Snacks & Lunch
While we wait to renovate the school's cafeteria, we ask families to prepare snacks and lunches for the children and bring them to the school.
Our classrooms will start with the students bringing their own snacks. Later, when we have deemed it safe enough, we will introduce a rotating snack contribution from families (participation is voluntary). We encourage snacks that are organic, gluten-free, dairy-free, and free from highly processed ingredients (e.g., high-fructose corn syrup, hydrogenated oils, especially cottonseed oil), unnecessary food coloring, and added sugars. Great suggestions for snacks are whole foods, such as fruit and veggies, like carrots, prepared appropriately for the age group being served.
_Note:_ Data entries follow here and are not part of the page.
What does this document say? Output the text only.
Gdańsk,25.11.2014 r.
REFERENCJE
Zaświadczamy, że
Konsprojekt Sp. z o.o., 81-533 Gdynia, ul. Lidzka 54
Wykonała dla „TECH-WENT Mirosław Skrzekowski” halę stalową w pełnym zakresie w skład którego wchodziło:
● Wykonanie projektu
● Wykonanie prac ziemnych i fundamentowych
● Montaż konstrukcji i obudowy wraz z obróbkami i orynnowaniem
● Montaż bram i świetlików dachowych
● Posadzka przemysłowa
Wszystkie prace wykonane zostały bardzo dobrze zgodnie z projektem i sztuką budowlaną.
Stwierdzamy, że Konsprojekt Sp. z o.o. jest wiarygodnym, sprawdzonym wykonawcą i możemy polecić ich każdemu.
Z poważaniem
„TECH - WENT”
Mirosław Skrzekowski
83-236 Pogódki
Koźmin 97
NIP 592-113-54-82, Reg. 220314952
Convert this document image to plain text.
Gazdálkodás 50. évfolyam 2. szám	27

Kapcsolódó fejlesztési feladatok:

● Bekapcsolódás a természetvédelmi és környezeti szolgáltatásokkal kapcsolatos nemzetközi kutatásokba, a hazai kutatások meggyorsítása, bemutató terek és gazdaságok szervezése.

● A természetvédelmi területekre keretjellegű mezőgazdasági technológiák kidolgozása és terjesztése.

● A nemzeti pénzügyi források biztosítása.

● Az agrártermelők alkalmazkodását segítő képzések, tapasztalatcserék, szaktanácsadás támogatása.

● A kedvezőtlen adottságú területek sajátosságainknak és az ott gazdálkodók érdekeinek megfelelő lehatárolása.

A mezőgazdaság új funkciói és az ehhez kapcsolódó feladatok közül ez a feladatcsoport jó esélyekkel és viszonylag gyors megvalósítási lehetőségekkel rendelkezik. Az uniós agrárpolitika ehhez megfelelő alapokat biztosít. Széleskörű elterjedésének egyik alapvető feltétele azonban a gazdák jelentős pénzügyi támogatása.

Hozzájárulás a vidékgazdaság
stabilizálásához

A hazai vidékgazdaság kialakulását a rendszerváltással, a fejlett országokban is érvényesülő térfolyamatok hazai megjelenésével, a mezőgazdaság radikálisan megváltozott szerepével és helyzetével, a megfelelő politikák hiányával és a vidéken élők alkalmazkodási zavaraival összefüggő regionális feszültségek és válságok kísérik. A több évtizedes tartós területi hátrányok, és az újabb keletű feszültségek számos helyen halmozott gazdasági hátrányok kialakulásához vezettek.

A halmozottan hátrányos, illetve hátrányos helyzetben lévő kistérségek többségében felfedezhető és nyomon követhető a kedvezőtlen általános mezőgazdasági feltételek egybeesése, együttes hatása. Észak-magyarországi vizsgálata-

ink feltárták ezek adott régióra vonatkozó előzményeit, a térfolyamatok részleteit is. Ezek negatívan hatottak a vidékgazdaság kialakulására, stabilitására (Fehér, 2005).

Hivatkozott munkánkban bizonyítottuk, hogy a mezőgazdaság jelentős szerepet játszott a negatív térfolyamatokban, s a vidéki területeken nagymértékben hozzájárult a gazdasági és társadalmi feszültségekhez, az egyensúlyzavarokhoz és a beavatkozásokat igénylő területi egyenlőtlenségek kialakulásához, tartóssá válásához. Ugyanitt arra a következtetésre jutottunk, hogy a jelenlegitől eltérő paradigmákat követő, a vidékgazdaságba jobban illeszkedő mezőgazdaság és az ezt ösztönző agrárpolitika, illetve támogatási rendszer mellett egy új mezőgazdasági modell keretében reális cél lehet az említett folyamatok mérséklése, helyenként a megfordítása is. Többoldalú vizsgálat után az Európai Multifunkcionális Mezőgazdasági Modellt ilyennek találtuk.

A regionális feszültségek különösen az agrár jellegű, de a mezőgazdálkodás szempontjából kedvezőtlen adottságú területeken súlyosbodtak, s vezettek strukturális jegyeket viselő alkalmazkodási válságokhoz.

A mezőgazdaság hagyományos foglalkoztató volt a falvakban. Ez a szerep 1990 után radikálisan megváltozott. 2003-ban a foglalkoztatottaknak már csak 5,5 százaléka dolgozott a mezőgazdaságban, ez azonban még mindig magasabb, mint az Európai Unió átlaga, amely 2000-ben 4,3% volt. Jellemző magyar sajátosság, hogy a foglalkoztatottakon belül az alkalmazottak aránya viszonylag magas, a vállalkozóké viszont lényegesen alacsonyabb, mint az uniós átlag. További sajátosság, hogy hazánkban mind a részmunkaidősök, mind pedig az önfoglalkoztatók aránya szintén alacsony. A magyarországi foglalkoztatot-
For the younger classrooms, snacks are typically placed out during the work periods, with enough for every child. Children learn how to follow their own bodily autonomy for when they are hungry or thirsty, and go through the natural steps of washing hands, finding a placemat, napkin, and water glass, finding their plate or bowl, finding a place to sit, using tongs to put the snack on their dish, pouring the water in their glass, and cleaning and tidying up after themselves.
For the older classrooms, children will volunteer to prepare the snacks for the classroom and set out for self-consumption and follow a similar process of self-helping and tidying up.
For lunch, the younger classrooms will eat together at the same time, to encourage socialization. If the weather is nice, we might go outside to sit at picnic tables.
For the older classrooms, we encourage children to go outside and choose a special spot to eat outside, e.g., the fields, playground, or the picnic tables. We ask that you pack lunch in reusable, easy-to-open containers, such as metal/stainless steel bento boxes, or other PBA/PBB-free containers, to make lunches waste-free and clean-up easier.